Dear software people,
Unicode is older now than ASCII was when Unicode was introduced. It’s not a weird new fad.
It’s complicated but so is the domain it represents. We recognize that we have to think about time zones and leap days and seconds, for instance. And it’s a cleaner abstraction when you aren’t halfhearted about it.
Sincerely,
Charlie
@vruba but isn't it a solved problem by now? Nobody writes new software that's not unicode-aware (and it would be hard to do, because all the systems and languages do it by default now). Converting old software is another matter of course, but that's not specific to Unicode.
@isagalaev @vruba not by default, no. What’s "🤦🏼♂️".length in your language of choice?
@nikitonsky @vruba okay, okay, admittedly I meant it in a very narrow sense of "everyone thankfully uses utf-8 everywhere by now", so text data is interoperable. I didn't mean all the interesting cases are solved.
Like the length of that emoji, where the correct answer is "emojis don't have a well defined meaning of length", so nobody should assume anything in this case. But as it turn out, mostly people care about the count of utf-8-encoded bytes, for storage or memory allocation.
@isagalaev @nikitonsky At a systems programming level, people certainly care more about storage size. But at a UI level, they might want to ensure that only one emoji can be used in a certain context. So perhaps it’s better to say that there are multiple useful senses of the idea of “length” that might matter in different areas. But I think we basically agree about the important parts of this issue.
@isagalaev @nikitonsky Think of emoji reactions or status fields. They could be implemented in such a way that it is reasonable to check that the user only submits one emoji at a time, or at least that only one is displayed at a time.
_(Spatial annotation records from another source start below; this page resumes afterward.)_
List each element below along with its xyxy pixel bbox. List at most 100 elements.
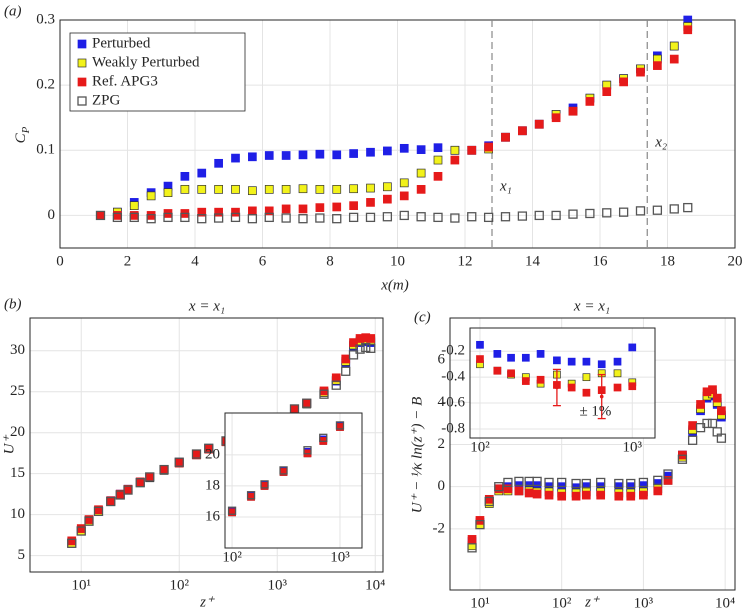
inset: 16 18 20 10² 10³ xyxy=(205,412,363,565)
marker xyxy=(335,421,345,430)
marker xyxy=(581,490,591,500)
marker xyxy=(467,145,477,155)
marker xyxy=(383,146,392,156)
x-tick-label: 8 xyxy=(326,253,334,269)
marker xyxy=(571,478,581,489)
y-tick-label: -2 xyxy=(433,520,446,536)
marker xyxy=(467,535,477,544)
marker xyxy=(702,418,712,429)
y-tick-label: 30 xyxy=(10,342,25,358)
marker xyxy=(717,406,726,416)
legend: Perturbed Weakly Perturbed Ref. APG3 ZPG xyxy=(69,32,246,112)
marker xyxy=(663,469,673,479)
marker xyxy=(214,185,223,194)
marker xyxy=(399,178,409,188)
marker xyxy=(613,383,622,392)
annotation: ± 1% xyxy=(579,404,611,420)
marker xyxy=(159,464,169,475)
marker xyxy=(303,446,312,455)
marker xyxy=(366,334,376,343)
x-tick-label: 10³ xyxy=(267,577,287,593)
y-tick-label: 25 xyxy=(10,383,25,399)
marker xyxy=(669,54,679,64)
marker xyxy=(613,369,622,378)
marker xyxy=(416,185,426,194)
marker xyxy=(302,398,312,408)
marker xyxy=(553,356,561,365)
marker xyxy=(146,214,156,224)
x-tick-label: 10² xyxy=(222,549,242,565)
marker xyxy=(214,158,223,168)
marker xyxy=(688,421,697,430)
y-tick-label: 18 xyxy=(205,477,220,493)
marker xyxy=(493,350,502,358)
error-center xyxy=(599,394,604,399)
x-axis-label: x(m) xyxy=(380,277,408,293)
marker xyxy=(483,212,494,223)
marker xyxy=(618,207,629,217)
y-tick-label: 10 xyxy=(10,506,25,522)
marker xyxy=(551,210,561,221)
x-tick-label: 10³ xyxy=(623,439,643,455)
y-tick-label: 6 xyxy=(438,352,446,368)
marker xyxy=(315,213,325,223)
x-tick-label: 12 xyxy=(458,253,473,269)
marker xyxy=(174,457,184,467)
marker xyxy=(145,472,155,482)
marker xyxy=(230,212,241,223)
marker xyxy=(597,360,606,369)
marker xyxy=(298,204,308,214)
marker xyxy=(231,185,240,194)
marker xyxy=(315,185,325,194)
axes-frame xyxy=(59,19,736,249)
marker xyxy=(399,143,409,153)
marker xyxy=(619,77,628,87)
reference-label: x₁ xyxy=(499,178,512,194)
marker xyxy=(613,357,622,366)
chart-title: x = x₁ xyxy=(573,298,610,314)
error-center xyxy=(555,385,559,390)
marker xyxy=(416,168,426,178)
marker xyxy=(366,343,376,353)
marker xyxy=(106,496,116,507)
marker xyxy=(571,491,581,501)
x-tick-label: 20 xyxy=(728,253,743,269)
marker xyxy=(507,353,515,362)
marker xyxy=(76,524,86,533)
marker xyxy=(248,206,257,216)
legend-label: Ref. APG3 xyxy=(92,73,158,89)
marker xyxy=(484,142,493,152)
marker xyxy=(281,151,291,160)
marker xyxy=(568,106,578,116)
y-tick-label: 16 xyxy=(205,508,221,524)
marker xyxy=(707,418,718,429)
marker xyxy=(197,168,207,178)
marker xyxy=(628,343,637,352)
axes-frame xyxy=(469,327,656,439)
marker xyxy=(582,373,591,382)
marker xyxy=(146,211,156,220)
marker xyxy=(331,380,341,390)
panel-label: (b) xyxy=(4,296,22,312)
y-tick-label: -0.8 xyxy=(441,420,465,436)
marker xyxy=(231,153,240,163)
marker xyxy=(536,350,545,358)
marker xyxy=(534,119,544,129)
marker xyxy=(264,151,274,160)
inset-background xyxy=(470,328,655,438)
marker xyxy=(76,526,86,536)
y-tick-label: -0.6 xyxy=(441,394,465,410)
axes-frame xyxy=(449,317,736,591)
marker xyxy=(628,382,637,391)
marker xyxy=(467,212,477,222)
marker xyxy=(503,484,513,494)
marker xyxy=(67,538,77,548)
marker xyxy=(332,202,342,212)
marker xyxy=(355,344,365,354)
marker xyxy=(568,209,578,219)
panel: 0 0.1 0.2 0.3 0 2 4 6 8 10 12 14 16 18 20 x₁ x₂ (a) x(m) CP xyxy=(4,3,743,293)
marker xyxy=(349,184,358,194)
marker xyxy=(113,211,122,220)
marker xyxy=(197,214,207,224)
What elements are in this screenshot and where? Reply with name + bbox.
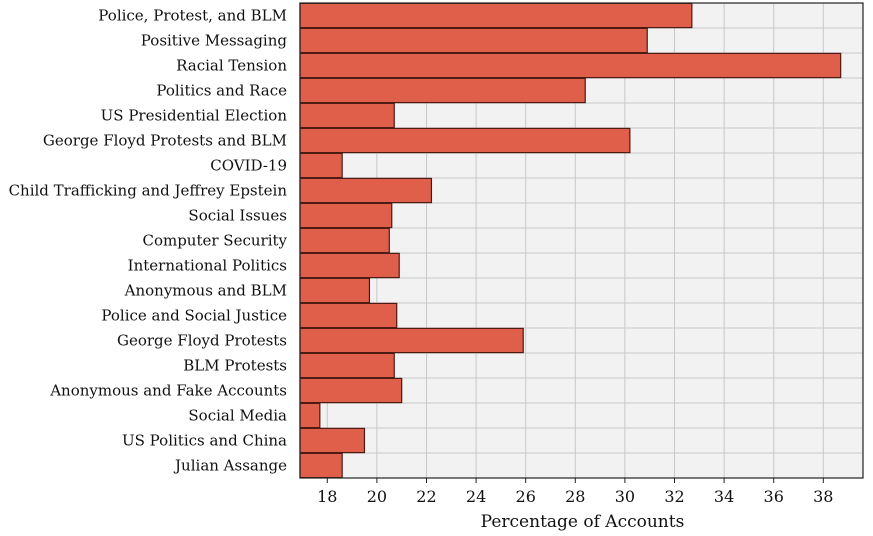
category-labels: Police, Protest, and BLM Positive Messagi… (9, 7, 288, 475)
x-tick-label: 30 (615, 487, 635, 506)
bar (299, 102, 395, 129)
bar (299, 302, 398, 329)
bar (299, 277, 371, 304)
bar (299, 52, 842, 79)
bar (299, 452, 343, 479)
x-tick-label: 18 (317, 487, 337, 506)
bar (299, 252, 400, 279)
category-label: Child Trafficking and Jeffrey Epstein (9, 182, 288, 200)
category-label: Social Issues (188, 207, 287, 225)
bar (299, 402, 321, 429)
category-label: US Presidential Election (101, 107, 288, 125)
category-label: Politics and Race (156, 82, 287, 100)
x-axis-label: Percentage of Accounts (481, 512, 685, 532)
x-tick-label: 20 (367, 487, 387, 506)
bar (299, 2, 693, 29)
x-tick-label: 28 (565, 487, 585, 506)
plot-frame (299, 2, 864, 479)
x-tick-label: 22 (416, 487, 436, 506)
x-tick-label: 24 (466, 487, 486, 506)
bar (299, 352, 395, 379)
category-label: International Politics (128, 257, 287, 275)
bar (299, 127, 631, 154)
bar (299, 77, 586, 104)
bar (299, 152, 343, 179)
category-label: Anonymous and Fake Accounts (49, 382, 287, 400)
bar (299, 27, 648, 54)
category-label: BLM Protests (183, 357, 287, 375)
category-label: Julian Assange (173, 457, 287, 475)
x-axis-ticks: 18 20 22 24 26 28 30 32 34 36 38 (317, 478, 833, 506)
bar (299, 177, 433, 204)
x-tick-label: 32 (664, 487, 684, 506)
category-label: Police and Social Justice (101, 307, 287, 325)
bar (299, 427, 366, 454)
category-label: COVID-19 (210, 157, 287, 175)
category-label: Computer Security (142, 232, 287, 250)
x-tick-label: 26 (516, 487, 536, 506)
x-tick-label: 36 (764, 487, 784, 506)
category-label: Anonymous and BLM (124, 282, 287, 300)
x-tick-label: 38 (813, 487, 833, 506)
category-label: Racial Tension (176, 57, 287, 75)
category-label: Police, Protest, and BLM (98, 7, 287, 25)
category-label: Social Media (188, 407, 287, 425)
bar (299, 327, 524, 354)
bar (299, 202, 393, 229)
bar (299, 227, 390, 254)
category-label: Positive Messaging (141, 32, 288, 50)
bar (299, 377, 403, 404)
category-label: George Floyd Protests (117, 332, 287, 350)
category-label: George Floyd Protests and BLM (43, 132, 287, 150)
category-label: US Politics and China (122, 432, 287, 450)
x-tick-label: 34 (714, 487, 734, 506)
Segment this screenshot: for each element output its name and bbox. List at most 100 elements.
Or consider CSS use cases like https://developer.mozilla.org/en-US/docs/Web/CSS/::first-letter
@nikitonsky @vruba as for the contraction with "…", UIs seem to universally converge on visual hiding with a transparency gradient, because the visual width of a string only makes sense after being rendered with a particular font on a particular device. Doing `str[:max] + '...'` was only good enough in the beginning.
@isagalaev @vruba remember when every cyrillic letter was counted as two for character limit at Twitter? Those were not the fun times
@isagalaev @nikitonsky All I’m saying is that the length of a string as a reader would understand it (not only as a hard drive would understand it) is a useful concept that should be exposed by at least some string libraries. I strongly agree with you that it’s not worth optimizing for at the cost of, well, almost any other operation.